Throughout “Harry’s House,” Styles’ longtime producers Kid Harpoon and Tyler Johnson pile on the glimmering keyboards and booming drums and scrubbing post-disco guitars; John Mayer, fresh from last year’s Cold War-cosplay “Sob Rock,” drops by to lend tasty licks to “Cinema” and “Daydreaming.” (Other guests include Pino Palladino, Ben Harper and Dev Hynes of Blood Orange, the last two of whom will serve as Styles’ opening acts, respectively, when he sets up shop this fall for 10-night engagements at the Kia Forum and New York’s Madison Square Garden.) Vocally, Styles shifts easily between a cooled-out croon and a hot-and-bothered yowl, a husky lower register for early-morning pillow talk and an airy falsetto to show he doesn’t care who knows how he feels.

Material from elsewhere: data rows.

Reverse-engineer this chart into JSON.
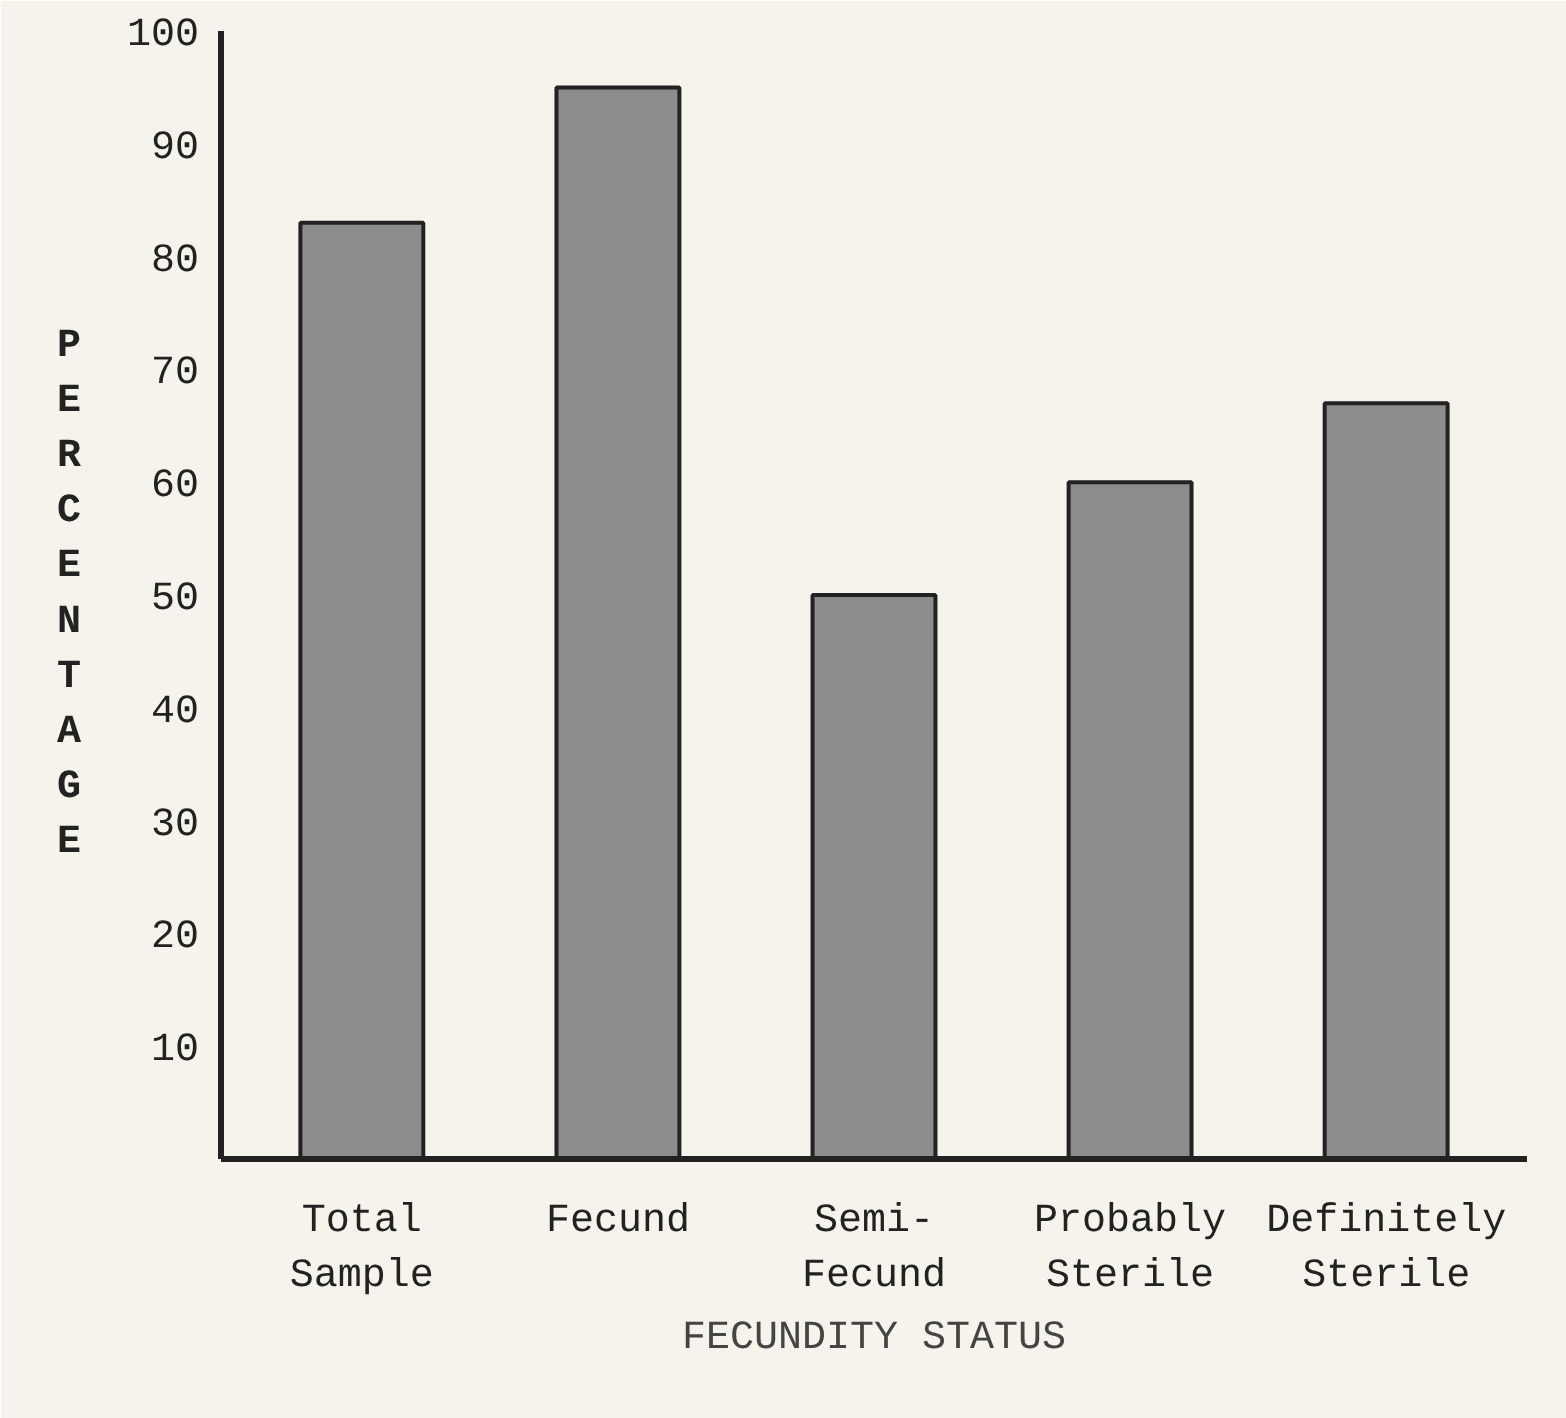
{
  "chart_data": {
    "type": "bar",
    "xlabel": "FECUNDITY STATUS",
    "ylabel": "PERCENTAGE",
    "categories": [
      "Total\nSample",
      "Fecund",
      "Semi-\nFecund",
      "Probably\nSterile",
      "Definitely\nSterile"
    ],
    "values": [
      83,
      95,
      50,
      60,
      67
    ],
    "color": "#8c8c8c",
    "ylim": [
      0,
      100
    ],
    "yticks": [
      10,
      20,
      30,
      40,
      50,
      60,
      70,
      80,
      90,
      100
    ],
    "grid": false
  }
}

Harry Styles’ new album, “Harry’s House.”
If Styles’ production choices have moved him closer to the Top 40 mainstream — “As It Was” entered Billboard’s Hot 100 at No. 1 for his second chart-topper after “Watermelon Sugar” in 2020 — his lyrical approach has actually grown more idiosyncratic. It could be hard to glean much of a sense of Styles’ inner life from his early stuff, but these songs are rich with vivid and intimate details: a lover he could cook an egg on, a friend calling to ask what drugs he’s taken, a woman in a “tracksuit and a ponytail” who hides “the body all that yoga gave you.”

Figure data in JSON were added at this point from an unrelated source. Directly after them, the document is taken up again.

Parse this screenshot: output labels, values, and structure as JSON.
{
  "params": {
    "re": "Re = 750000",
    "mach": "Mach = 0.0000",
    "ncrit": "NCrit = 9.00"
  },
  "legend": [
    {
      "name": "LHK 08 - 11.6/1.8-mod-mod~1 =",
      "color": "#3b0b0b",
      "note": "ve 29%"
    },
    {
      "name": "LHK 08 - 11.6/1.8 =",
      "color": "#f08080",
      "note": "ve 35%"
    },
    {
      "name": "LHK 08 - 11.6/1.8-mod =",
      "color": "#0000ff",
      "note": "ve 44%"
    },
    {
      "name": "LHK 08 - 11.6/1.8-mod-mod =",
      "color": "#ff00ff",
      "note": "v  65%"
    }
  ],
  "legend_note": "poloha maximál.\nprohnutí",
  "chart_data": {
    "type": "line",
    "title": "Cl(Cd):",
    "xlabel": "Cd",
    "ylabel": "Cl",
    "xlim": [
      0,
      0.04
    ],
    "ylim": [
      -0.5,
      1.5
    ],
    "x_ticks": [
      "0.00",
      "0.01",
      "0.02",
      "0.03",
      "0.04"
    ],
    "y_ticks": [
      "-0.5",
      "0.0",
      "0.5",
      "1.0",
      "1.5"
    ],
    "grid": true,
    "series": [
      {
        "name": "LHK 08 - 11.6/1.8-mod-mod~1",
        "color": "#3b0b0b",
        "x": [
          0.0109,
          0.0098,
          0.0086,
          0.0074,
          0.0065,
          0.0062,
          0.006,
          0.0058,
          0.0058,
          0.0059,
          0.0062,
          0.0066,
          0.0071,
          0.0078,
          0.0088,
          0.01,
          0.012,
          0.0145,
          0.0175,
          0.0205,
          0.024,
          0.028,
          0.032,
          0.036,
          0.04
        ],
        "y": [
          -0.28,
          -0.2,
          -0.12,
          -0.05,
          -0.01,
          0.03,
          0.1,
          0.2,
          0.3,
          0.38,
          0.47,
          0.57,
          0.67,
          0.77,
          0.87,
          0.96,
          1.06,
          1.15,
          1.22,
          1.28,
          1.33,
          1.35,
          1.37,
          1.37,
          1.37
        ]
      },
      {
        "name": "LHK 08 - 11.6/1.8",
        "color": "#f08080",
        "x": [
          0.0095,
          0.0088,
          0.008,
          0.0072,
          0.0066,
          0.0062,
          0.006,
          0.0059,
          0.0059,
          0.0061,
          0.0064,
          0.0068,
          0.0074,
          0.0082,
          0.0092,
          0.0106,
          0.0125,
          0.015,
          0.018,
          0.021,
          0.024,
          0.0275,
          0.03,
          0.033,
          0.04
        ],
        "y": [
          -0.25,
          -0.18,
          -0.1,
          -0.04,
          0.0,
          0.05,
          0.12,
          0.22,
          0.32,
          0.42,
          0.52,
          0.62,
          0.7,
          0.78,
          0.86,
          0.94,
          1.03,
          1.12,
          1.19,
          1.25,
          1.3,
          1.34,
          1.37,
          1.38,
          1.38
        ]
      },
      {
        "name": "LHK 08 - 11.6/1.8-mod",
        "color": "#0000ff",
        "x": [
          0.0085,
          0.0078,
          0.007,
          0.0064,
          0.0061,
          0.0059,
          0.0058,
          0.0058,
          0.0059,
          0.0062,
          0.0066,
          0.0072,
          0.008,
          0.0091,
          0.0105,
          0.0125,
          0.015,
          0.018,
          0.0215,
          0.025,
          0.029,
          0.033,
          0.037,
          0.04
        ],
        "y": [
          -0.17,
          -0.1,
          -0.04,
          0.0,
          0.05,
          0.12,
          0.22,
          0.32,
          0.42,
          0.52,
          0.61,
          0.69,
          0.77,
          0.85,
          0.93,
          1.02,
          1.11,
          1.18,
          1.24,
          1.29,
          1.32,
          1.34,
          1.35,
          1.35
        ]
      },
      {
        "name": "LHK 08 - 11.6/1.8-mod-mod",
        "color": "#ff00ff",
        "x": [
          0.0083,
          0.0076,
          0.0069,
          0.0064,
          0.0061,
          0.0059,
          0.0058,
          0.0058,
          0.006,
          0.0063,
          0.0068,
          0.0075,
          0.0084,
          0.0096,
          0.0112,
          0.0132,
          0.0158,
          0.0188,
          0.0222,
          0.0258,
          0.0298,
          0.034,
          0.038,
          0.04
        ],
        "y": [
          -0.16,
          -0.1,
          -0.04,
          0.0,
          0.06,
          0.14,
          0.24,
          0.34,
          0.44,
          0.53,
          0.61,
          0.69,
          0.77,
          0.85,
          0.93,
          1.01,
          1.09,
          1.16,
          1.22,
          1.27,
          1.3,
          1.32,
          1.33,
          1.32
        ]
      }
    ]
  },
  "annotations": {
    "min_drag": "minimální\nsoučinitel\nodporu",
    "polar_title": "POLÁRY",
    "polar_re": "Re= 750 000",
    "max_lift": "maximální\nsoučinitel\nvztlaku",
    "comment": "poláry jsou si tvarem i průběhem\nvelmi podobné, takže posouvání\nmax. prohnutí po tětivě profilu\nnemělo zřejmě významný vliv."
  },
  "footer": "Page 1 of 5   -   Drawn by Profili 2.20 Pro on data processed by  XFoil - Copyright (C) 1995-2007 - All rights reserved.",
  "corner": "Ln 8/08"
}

“Harry’s House” is definitely Styles’ horniest album yet; “Little Freak” mentions a “wet dream just dangling,” while “Cinema” has him deciding, “If you’re getting yourself wet for me, I guess you’re all mine.” Yet as the LP’s title suggests, Styles is also in a homey state of mind presumably brought on by the pandemic; he keeps sketching cozy domestic scenes set in kitchens and gardens and bedrooms. “Keep Driving,” which could pass for Vampire Weekend, recounts a road trip for two by stringing together a bunch of images including “passports in foot wells,” “riot America,” “cocaine” and “side boob.” Not sure what exactly it all adds up to, but that’s a vibe, no question.

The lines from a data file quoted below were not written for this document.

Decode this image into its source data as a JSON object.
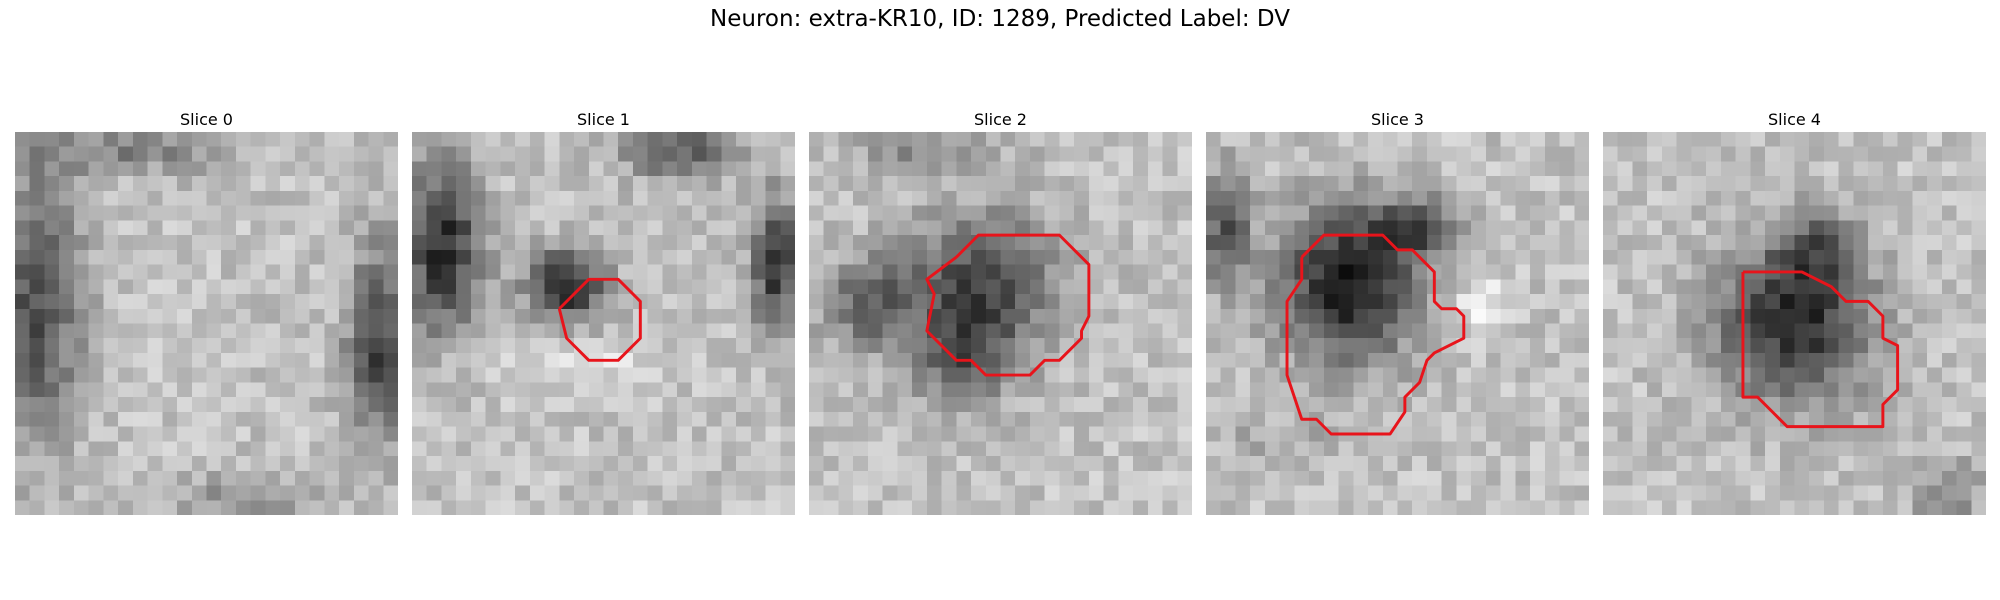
{
  "figure": {
    "title": "Neuron: extra-KR10, ID: 1289, Predicted Label: DV",
    "slices": [
      {
        "label": "Slice 0",
        "seed": 11,
        "blobs": [
          [
            0.05,
            0.45,
            0.12,
            0.35,
            0.45
          ],
          [
            0.95,
            0.55,
            0.08,
            0.25,
            0.5
          ],
          [
            0.3,
            0.05,
            0.25,
            0.06,
            0.25
          ],
          [
            0.6,
            0.95,
            0.2,
            0.06,
            0.2
          ]
        ],
        "contour": []
      },
      {
        "label": "Slice 1",
        "seed": 23,
        "blobs": [
          [
            0.4,
            0.4,
            0.1,
            0.09,
            0.65
          ],
          [
            0.08,
            0.3,
            0.1,
            0.22,
            0.6
          ],
          [
            0.95,
            0.35,
            0.06,
            0.18,
            0.55
          ],
          [
            0.7,
            0.05,
            0.15,
            0.07,
            0.4
          ],
          [
            0.4,
            0.6,
            0.3,
            0.05,
            -0.12
          ]
        ],
        "contour": [
          [
            10,
            12
          ],
          [
            12,
            10
          ],
          [
            14,
            10
          ],
          [
            15.5,
            11.5
          ],
          [
            15.5,
            14
          ],
          [
            14,
            15.5
          ],
          [
            12,
            15.5
          ],
          [
            10.5,
            14
          ],
          [
            10,
            12
          ]
        ]
      },
      {
        "label": "Slice 2",
        "seed": 37,
        "blobs": [
          [
            0.45,
            0.4,
            0.2,
            0.18,
            0.5
          ],
          [
            0.15,
            0.45,
            0.12,
            0.12,
            0.35
          ],
          [
            0.4,
            0.6,
            0.12,
            0.12,
            0.35
          ],
          [
            0.3,
            0.05,
            0.2,
            0.05,
            0.2
          ]
        ],
        "contour": [
          [
            10,
            8.5
          ],
          [
            11.5,
            7
          ],
          [
            17,
            7
          ],
          [
            19,
            9
          ],
          [
            19,
            12.5
          ],
          [
            18.5,
            13.5
          ],
          [
            18.5,
            14
          ],
          [
            17,
            15.5
          ],
          [
            16,
            15.5
          ],
          [
            15,
            16.5
          ],
          [
            12,
            16.5
          ],
          [
            11,
            15.5
          ],
          [
            10,
            15.5
          ],
          [
            8,
            13.5
          ],
          [
            8.5,
            11
          ],
          [
            8,
            10
          ],
          [
            10,
            8.5
          ]
        ]
      },
      {
        "label": "Slice 3",
        "seed": 41,
        "blobs": [
          [
            0.37,
            0.4,
            0.18,
            0.2,
            0.65
          ],
          [
            0.55,
            0.25,
            0.12,
            0.08,
            0.4
          ],
          [
            0.05,
            0.25,
            0.06,
            0.15,
            0.45
          ],
          [
            0.72,
            0.45,
            0.06,
            0.08,
            -0.2
          ],
          [
            0.2,
            0.8,
            0.2,
            0.06,
            0.1
          ]
        ],
        "contour": [
          [
            6.5,
            8.5
          ],
          [
            8,
            7
          ],
          [
            12,
            7
          ],
          [
            13,
            8
          ],
          [
            14,
            8
          ],
          [
            15.5,
            9.5
          ],
          [
            15.5,
            11.5
          ],
          [
            16,
            12
          ],
          [
            17,
            12
          ],
          [
            17.5,
            12.5
          ],
          [
            17.5,
            14
          ],
          [
            16.5,
            14.5
          ],
          [
            15.5,
            15
          ],
          [
            15,
            15.5
          ],
          [
            14.5,
            17
          ],
          [
            13.5,
            18
          ],
          [
            13.5,
            19
          ],
          [
            12.5,
            20.5
          ],
          [
            8.5,
            20.5
          ],
          [
            7.5,
            19.5
          ],
          [
            6.5,
            19.5
          ],
          [
            5.5,
            16.5
          ],
          [
            5.5,
            11.5
          ],
          [
            6.5,
            10
          ],
          [
            6.5,
            8.5
          ]
        ]
      },
      {
        "label": "Slice 4",
        "seed": 53,
        "blobs": [
          [
            0.5,
            0.5,
            0.2,
            0.2,
            0.6
          ],
          [
            0.55,
            0.3,
            0.1,
            0.1,
            0.3
          ],
          [
            0.9,
            0.95,
            0.1,
            0.1,
            0.2
          ]
        ],
        "contour": [
          [
            9.5,
            9.5
          ],
          [
            13.5,
            9.5
          ],
          [
            14.5,
            10
          ],
          [
            15.5,
            10.5
          ],
          [
            16.5,
            11.5
          ],
          [
            18,
            11.5
          ],
          [
            19,
            12.5
          ],
          [
            19,
            14
          ],
          [
            20,
            14.5
          ],
          [
            20,
            17.5
          ],
          [
            19,
            18.5
          ],
          [
            19,
            20
          ],
          [
            12.5,
            20
          ],
          [
            11.5,
            19
          ],
          [
            10.5,
            18
          ],
          [
            9.5,
            18
          ],
          [
            9.5,
            9.5
          ]
        ]
      }
    ]
  }
}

The album’s most moving moment comes at the end of what Styles delineates in the liner notes as Side A. (Old dad-rock habits die hard.) Not unlike Olivia Rodrigo’s “Hope Ur OK,” “Matilda” counsels a pal who’s been abused that she’s entitled to cut the family members who’ve harmed her out of her life: “You don’t have to be sorry for leaving and growing up,” he tells her over fingerpicked acoustic guitar, “Anywhere you go, you don’t need a reason / ’Cause they never showed you love.”
As pop-star empathizers go, he’s up there with the best.